News

Vale invests R$60 million in innovative technologies for iron ore rail and port operations

Posted on 13 Apr 2010

Energy efficiency, higher productivity and improved safety are the main benefits of a new Vale program. In 2010, the logistics department will invest approximately R$60 million to develop and implement innovative technologies in its heavy haul railroads – the Vitória-Minas (EFVM) and Carajas (EFC) railroads – and ports. These investments include new equipment to operate locomotives using remote control and ‘dynamic helpers,’ extra engines designed to couple with moving trains to help them up steep hills – never before used in Brazil.

“We look for the best possible technology on the market to modernise our railroads and ports and, unusually for the industry, we adapt it to the specific characteristics of our heavy haul railroads,” explains Humberto Freitas, Vale’s Director of Logistics Operations.

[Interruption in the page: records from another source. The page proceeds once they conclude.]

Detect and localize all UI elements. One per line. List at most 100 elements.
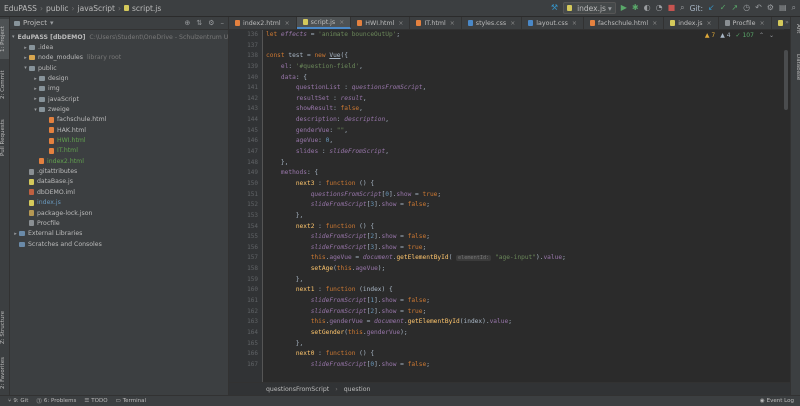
close-icon[interactable]: × [450,20,455,27]
tree-node[interactable]: .gitattributes [10,166,228,176]
project-title[interactable]: Project [23,19,47,27]
tree-node[interactable]: dataBase.js [10,177,228,187]
nav-crumb-file[interactable]: script.js [124,4,161,13]
close-icon[interactable]: × [572,20,577,27]
close-icon[interactable]: × [510,20,515,27]
tree-node[interactable]: Scratches and Consoles [10,239,228,249]
run-icon[interactable]: ▶ [621,4,627,12]
settings-icon[interactable]: ⚙ [767,4,774,12]
editor-tab[interactable]: styles.css × [462,17,523,29]
stop-icon[interactable]: ■ [668,4,676,12]
editor-tab[interactable]: index2.html × [229,17,297,29]
editor-tab[interactable]: script.js × [296,17,352,29]
search-everywhere-icon[interactable]: ⌕ [792,4,796,12]
chevron-right-icon[interactable]: ▸ [22,45,29,51]
tree-node[interactable]: ▸ .idea [10,42,228,52]
breadcrumb-item[interactable]: questionsFromScript [266,386,329,393]
tool-tab-problems[interactable]: ⓵ 6: Problems [36,397,76,405]
layout-icon[interactable]: ▤ [779,4,787,12]
scrollbar-thumb[interactable] [784,50,788,110]
git-push-icon[interactable]: ↗ [731,4,738,12]
tree-node[interactable]: fachschule.html [10,115,228,125]
chevron-right-icon[interactable]: ▸ [32,96,39,102]
tree-node[interactable]: ▸ design [10,73,228,83]
profile-icon[interactable]: ◔ [656,4,663,12]
chevron-right-icon[interactable]: ▸ [12,231,19,237]
tree-node[interactable]: HAK.html [10,125,228,135]
close-icon[interactable]: × [285,20,290,27]
coverage-icon[interactable]: ◐ [644,4,651,12]
collapse-all-icon[interactable]: ⇅ [196,19,202,27]
tree-node[interactable]: ▾ zweige [10,104,228,114]
nav-crumb-project[interactable]: EduPASS [4,4,37,13]
tool-tab-todo[interactable]: ☰ TODO [84,398,107,404]
git-update-icon[interactable]: ↙ [708,4,715,12]
tree-node[interactable]: dbDEMO.iml [10,187,228,197]
editor-tab[interactable]: layout.css × [522,17,584,29]
tree-node[interactable]: ▸ External Libraries [10,229,228,239]
tree-node[interactable]: HWI.html [10,135,228,145]
tree-node[interactable]: ▾ EduPASS [dbDEMO] C:\Users\Student\OneDri… [10,32,228,42]
warnings-count[interactable]: ▲ 7 [705,32,715,39]
event-log-button[interactable]: ◉ Event Log [760,398,800,404]
tree-node[interactable]: ▾ public [10,63,228,73]
close-icon[interactable]: × [652,20,657,27]
editor-tab[interactable]: IT.html × [410,17,462,29]
line-number-gutter[interactable]: 136 137 138 139 140 141 142 143 144 145 146 147 148 1… [229,30,263,382]
nav-crumb-javascript[interactable]: javaScript [78,4,115,13]
editor-tab[interactable]: fachschule.html × [584,17,665,29]
tree-node[interactable]: ▸ javaScript [10,94,228,104]
tree-node[interactable]: ▸ img [10,84,228,94]
tree-node[interactable]: package-lock.json [10,208,228,218]
close-icon[interactable]: × [706,20,711,27]
tree-node[interactable]: ▸ node_modules library root [10,53,228,63]
chevron-right-icon[interactable]: ▸ [32,76,39,82]
editor-tab[interactable]: Procfile × [719,17,772,29]
breadcrumb-item[interactable]: question [344,386,371,393]
git-rollback-icon[interactable]: ↶ [755,4,762,12]
chevron-right-icon[interactable]: ▸ [22,55,29,61]
editor-tab[interactable]: dataBase.js× [772,17,784,29]
tree-node[interactable]: index.js [10,198,228,208]
locate-icon[interactable]: ⊕ [184,19,190,27]
tool-tab-structure[interactable]: Z: Structure [0,307,9,349]
tree-node[interactable]: Procfile [10,218,228,228]
nav-crumb-public[interactable]: public [46,4,69,13]
git-commit-icon[interactable]: ✓ [720,4,727,12]
git-history-icon[interactable]: ◷ [743,4,750,12]
chevron-right-icon[interactable]: ▸ [32,86,39,92]
code-editor[interactable]: 136 137 138 139 140 141 142 143 144 145 146 147 148 1… [229,30,790,382]
editor-tab[interactable]: HWI.html × [351,17,411,29]
tool-tab-terminal[interactable]: ▭ Terminal [116,398,146,404]
code-area[interactable]: let effects = 'animate bounceOutUp'; con… [266,30,778,371]
tool-tab-git[interactable]: ⑂ 9: Git [8,398,28,404]
run-config-select[interactable]: index.js ▾ [563,2,616,14]
inspection-widget[interactable]: ▲ 7 ▲ 4 ✓ 107 ⌃ ⌄ [705,32,774,39]
weak-warnings-count[interactable]: ▲ 4 [720,32,730,39]
gear-icon[interactable]: ⚙ [208,19,214,27]
tool-tab-project[interactable]: 1: Project [0,19,9,59]
tree-node[interactable]: index2.html [10,156,228,166]
search-icon[interactable]: ⌕ [680,4,684,12]
tool-tab-favorites[interactable]: 2: Favorites [0,353,9,393]
tool-tab-commit[interactable]: 2: Commit [0,65,9,105]
editor-scrollbar[interactable] [782,30,790,382]
tool-tab-pull-requests[interactable]: Pull Requests [0,113,9,163]
chevron-down-icon[interactable]: ▾ [32,107,39,113]
chevron-up-icon[interactable]: ⌃ [759,32,764,39]
chevron-down-icon[interactable]: ▾ [12,34,15,40]
debug-icon[interactable]: ✱ [632,4,639,12]
close-icon[interactable]: × [760,20,765,27]
tool-tab-database[interactable]: Database [791,49,800,85]
tool-tab-ant[interactable]: Ant [791,21,800,37]
chevron-down-icon[interactable]: ▾ [50,19,54,27]
hide-icon[interactable]: – [221,19,225,27]
build-hammer-icon[interactable]: ⚒ [551,4,558,12]
chevron-down-icon[interactable]: ▾ [22,65,29,71]
close-icon[interactable]: × [398,20,403,27]
tree-node[interactable]: IT.html [10,146,228,156]
close-icon[interactable]: × [339,19,344,26]
chevron-down-icon[interactable]: ⌄ [769,32,774,39]
editor-tab[interactable]: index.js × [664,17,719,29]
ok-count[interactable]: ✓ 107 [736,32,754,39]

In order to operate locos by remote control, Vale is testing two sets of equipment on the Vitória-Minas Railroad (EFVM). The equipment allows drivers to leave the cab and carry out switching manoeuvres remotely, from a vantage point with a full view of the operation. The trials are taking place at the Engenheiro Bandeira and Ouro Branco rail yards in Minas Gerais, both on the EFVM. “Train drivers can manoeuvre without needing to talk on the radio with switchmen. The switching process is quicker,” explains Gustavo Mucci, General Manager for Rail Innovation and Development at Vale. By the end of the year, the company will have tested another two such systems on the same railroad. Total investment in the scheme is R$4.6 million.

Vale’s has also invested R$9 million to develop an artificial intelligence system at Ponta da Madeira seaport in Sâo Luis, Maranhâo. The system enables all of the terminal’s stackers and reclaimers – used to move ore from the stockyard onto conveyor belts, which then take it to the ship – to be operated remotely. The system uses a software program allowing the machinery to be operated from the port’s control centre. Vale is the first company in Brazil to have equipped all the stackers and reclaimers at a port terminal with a remote control system.

At the control centre, operators each have their own command terminal. As a result, when they need to operate a different machine, they only have to activate a command rather than switch to a different terminal. The terminals’ operational system and layout is the same as that adopted at major European ports such as Rotterdam. “Using cameras and sensors installed in the machines, operators can control the machines at a distance, from where they can see the stockyard as a whole,” says Freitas.